Paul McCartney é uma espécie de Tchaikovsky da música pop: nem seus críticos mais implacáveis e enjoados, que atribuem todo o mérito da rebeldia dos Beatles nos anos 1960 a John Lennon, negam a genialidade dele como melodista. O próprio parceiro-mor, no momento de maior rivalidade entre os dois, à época em que a banda implodiu sob o peso do ego de ambos e que eles se lançaram em carreiras solo, resmungou na letra em que o acusou de “aleijado por dentro” que “a única coisa que você fez foi Yesterday”. Uma injustiça clamorosa. Pois Hey Jude, que o ex-amigo escreveu para consolar o pequeno Sean, filho de John e Cynthia Powell, quando ele a deixou por Yoko Ono, é um dos maiores sucessos e uma notória obra-prima (música e letra primorosas) dos quatro fabulosos. É ou não é, cara-pálida?
Agora, 45 anos depois desse conflito que não teve baixas e todos venceram, o mundo reverencia da forma mais adequada A Arte de Paul McCartney, título de um álbum duplo produzido por Ralph Sall em que a Bulletproof (à prova de bala, hahaha!), selo da Sony Music, reuniu suas canções “cantadas pelos maiores artistas do mundo”. Menas, como diria certo prócer nosso! Para merecer este subtítulo, a obra precisaria ter incluído Mick Jagger, Keith Richards, Brian Ferry e alguns outros dinossauros do roque e rola. Mas o elenco que atua nas 34 faixas é, de fato, fora de série. E já demonstra por si só que o autor e intérprete de Liverpool está aí vivo e atual em todos os sentidos. Isso não acontece com o grande romântico russo, que até hoje é desaconselhado para diabéticos, porque as orquestrações toscas não reduzem a glicemia de divinas linhas melódicas, caso da Suíte Quebra-Nozes, por exemplo. Piotr Ilitch ainda não pode ostentar na jaqueta o “à prova de bala” de James Paul.

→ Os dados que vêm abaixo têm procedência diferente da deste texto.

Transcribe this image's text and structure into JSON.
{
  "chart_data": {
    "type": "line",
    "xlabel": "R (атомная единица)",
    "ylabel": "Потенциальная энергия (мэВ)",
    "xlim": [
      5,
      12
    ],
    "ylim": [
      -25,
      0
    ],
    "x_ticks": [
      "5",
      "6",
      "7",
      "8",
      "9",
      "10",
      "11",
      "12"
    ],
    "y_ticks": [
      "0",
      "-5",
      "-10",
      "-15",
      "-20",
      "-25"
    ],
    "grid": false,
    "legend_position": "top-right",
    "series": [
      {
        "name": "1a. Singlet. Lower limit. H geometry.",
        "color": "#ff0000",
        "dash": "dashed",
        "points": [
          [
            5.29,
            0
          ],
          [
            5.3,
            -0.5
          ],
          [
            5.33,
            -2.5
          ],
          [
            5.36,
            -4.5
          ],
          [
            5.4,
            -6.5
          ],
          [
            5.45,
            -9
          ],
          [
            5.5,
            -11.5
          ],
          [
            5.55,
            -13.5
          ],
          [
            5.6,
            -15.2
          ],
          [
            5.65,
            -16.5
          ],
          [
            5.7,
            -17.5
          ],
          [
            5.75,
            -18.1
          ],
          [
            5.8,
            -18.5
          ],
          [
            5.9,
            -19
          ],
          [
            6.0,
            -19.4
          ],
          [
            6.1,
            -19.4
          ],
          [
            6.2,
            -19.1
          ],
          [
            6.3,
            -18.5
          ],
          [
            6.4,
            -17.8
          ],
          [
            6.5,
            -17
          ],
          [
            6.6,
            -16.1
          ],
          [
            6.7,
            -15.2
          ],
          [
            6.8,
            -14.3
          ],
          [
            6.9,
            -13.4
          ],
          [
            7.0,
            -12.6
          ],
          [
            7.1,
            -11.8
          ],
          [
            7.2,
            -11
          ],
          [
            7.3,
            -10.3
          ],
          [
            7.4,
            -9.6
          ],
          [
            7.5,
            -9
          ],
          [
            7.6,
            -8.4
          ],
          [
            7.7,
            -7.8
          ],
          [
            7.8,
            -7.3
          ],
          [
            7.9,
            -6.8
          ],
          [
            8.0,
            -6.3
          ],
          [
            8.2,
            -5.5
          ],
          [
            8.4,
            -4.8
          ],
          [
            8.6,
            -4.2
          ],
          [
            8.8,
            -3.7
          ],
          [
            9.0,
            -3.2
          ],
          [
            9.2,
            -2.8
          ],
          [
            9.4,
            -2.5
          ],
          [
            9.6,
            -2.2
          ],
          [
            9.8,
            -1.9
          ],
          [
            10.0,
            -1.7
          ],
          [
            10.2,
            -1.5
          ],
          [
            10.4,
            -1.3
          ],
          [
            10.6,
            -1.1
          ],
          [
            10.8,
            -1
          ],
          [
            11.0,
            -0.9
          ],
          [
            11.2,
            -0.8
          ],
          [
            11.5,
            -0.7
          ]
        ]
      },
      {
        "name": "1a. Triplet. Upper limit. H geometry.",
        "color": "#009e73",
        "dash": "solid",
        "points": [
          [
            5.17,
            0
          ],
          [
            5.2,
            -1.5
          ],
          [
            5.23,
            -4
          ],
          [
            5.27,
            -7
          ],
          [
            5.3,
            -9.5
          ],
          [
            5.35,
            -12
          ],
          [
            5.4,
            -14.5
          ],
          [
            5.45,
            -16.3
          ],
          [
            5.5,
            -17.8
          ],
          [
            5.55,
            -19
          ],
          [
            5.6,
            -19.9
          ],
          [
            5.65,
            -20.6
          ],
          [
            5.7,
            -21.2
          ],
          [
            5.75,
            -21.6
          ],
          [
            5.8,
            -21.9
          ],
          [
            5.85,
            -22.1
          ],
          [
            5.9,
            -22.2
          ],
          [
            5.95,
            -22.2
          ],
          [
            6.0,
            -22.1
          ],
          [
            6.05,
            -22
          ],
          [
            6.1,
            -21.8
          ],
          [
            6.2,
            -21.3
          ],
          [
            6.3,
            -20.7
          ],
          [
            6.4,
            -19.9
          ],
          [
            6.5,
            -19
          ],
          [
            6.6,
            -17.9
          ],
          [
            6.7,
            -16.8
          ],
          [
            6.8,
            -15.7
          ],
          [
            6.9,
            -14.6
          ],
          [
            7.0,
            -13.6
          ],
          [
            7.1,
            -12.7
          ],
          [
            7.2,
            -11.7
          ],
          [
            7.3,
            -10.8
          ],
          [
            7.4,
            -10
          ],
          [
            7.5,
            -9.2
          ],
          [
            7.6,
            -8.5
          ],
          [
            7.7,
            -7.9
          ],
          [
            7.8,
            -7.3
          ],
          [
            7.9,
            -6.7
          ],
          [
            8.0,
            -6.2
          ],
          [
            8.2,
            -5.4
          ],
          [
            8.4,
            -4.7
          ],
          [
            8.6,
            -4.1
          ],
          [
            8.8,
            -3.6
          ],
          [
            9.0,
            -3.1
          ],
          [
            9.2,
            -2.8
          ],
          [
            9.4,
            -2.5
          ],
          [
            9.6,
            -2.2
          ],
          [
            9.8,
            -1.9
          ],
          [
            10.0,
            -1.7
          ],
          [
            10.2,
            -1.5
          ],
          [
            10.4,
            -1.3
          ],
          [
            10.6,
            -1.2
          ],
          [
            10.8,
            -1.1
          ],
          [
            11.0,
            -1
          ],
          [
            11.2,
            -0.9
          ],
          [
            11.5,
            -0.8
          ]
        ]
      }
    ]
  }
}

No CD, Dr. John empresta sua verve bêbada de New Orleans, berço do jazz, à cançoneta Letem in, que nem parecia grande coisa na miríade estelar da obra do baixista dos Beatles. Paul Stanley e Gene Simmons, da banda americana The Kiss, mostraram ao autor onde é que se esconde o rock pesado de Venus and Mars/Rock Show. Dion, egresso do rock de raiz e que lançou The Wanderer, vertida para o português por Erasmo Carlos sob o título de Lobo Mau, sucesso do “mano” Roberto, carregou no sarcasmo no remake de Drive My Car, sem ligar para o fato de que Lennon andou dando palpites na letra da canção gravada em Rubber Soul, quando os Beatles se preparavam para virar o pop pelo avesso com Sgt. Peppers Lonely Hearts Club Band, seu rito de passagem para a madureza. Astros como Billy Joel (em Maybe Im Amazed e Live and Let Die), Steve Miller (Hey Jude) e Cat Stevens, agora Yusuf, (em The Long and Widing Road) não estavam nem aí por terem gravado covers de luxo dos hits com o beatle.
O maior destaque da coletânea é Things We Said Today, ingênua baladinha de amor adolescente do filhinho da mamãe de Liverpool, transformada numa descarga de catarro e cinismo na versão do velho descolado desembarcado das estepes geladas de Minnesota na folia cult do Village nova-iorquino no início dos 60. Robert Zimmerman, vulgo Bob Dylan, exerce na faixa a mesma função que lhe é atribuída de ter introduzido a maconha na vida dos Beatles no Hotel Delmonico, em Nova York, em 1964, durante a primeira incursão dos cabeludos de Liverpool na América.
O CD chegou às lojas um pouco antes do último lançamento de Dylan, Shadows in the Night, que começa a ser vendido. Interessante será comparar o charme vintage da regravação do sucesso juvenil dos Beatles com as dez faixas em que o criador da revolucionária Like a Rolling Stone exibe técnica irrepreensível e voz limpa, sem que se perceba sinal algum de expectoração, ao recriar êxitos da carreira do maior cantor de standards americanos Frank Sinatra, de quem é fã. Ao tornar a rara composição de “a voz” Im a Fool to Want You ainda mais pungente do que a original, Bob prova que não é só o maior letrista da música pop, mas também um intérprete capaz de celebrar o mais dotado de todos os colegas.
As informações são do jornal O Estado de S. Paulo.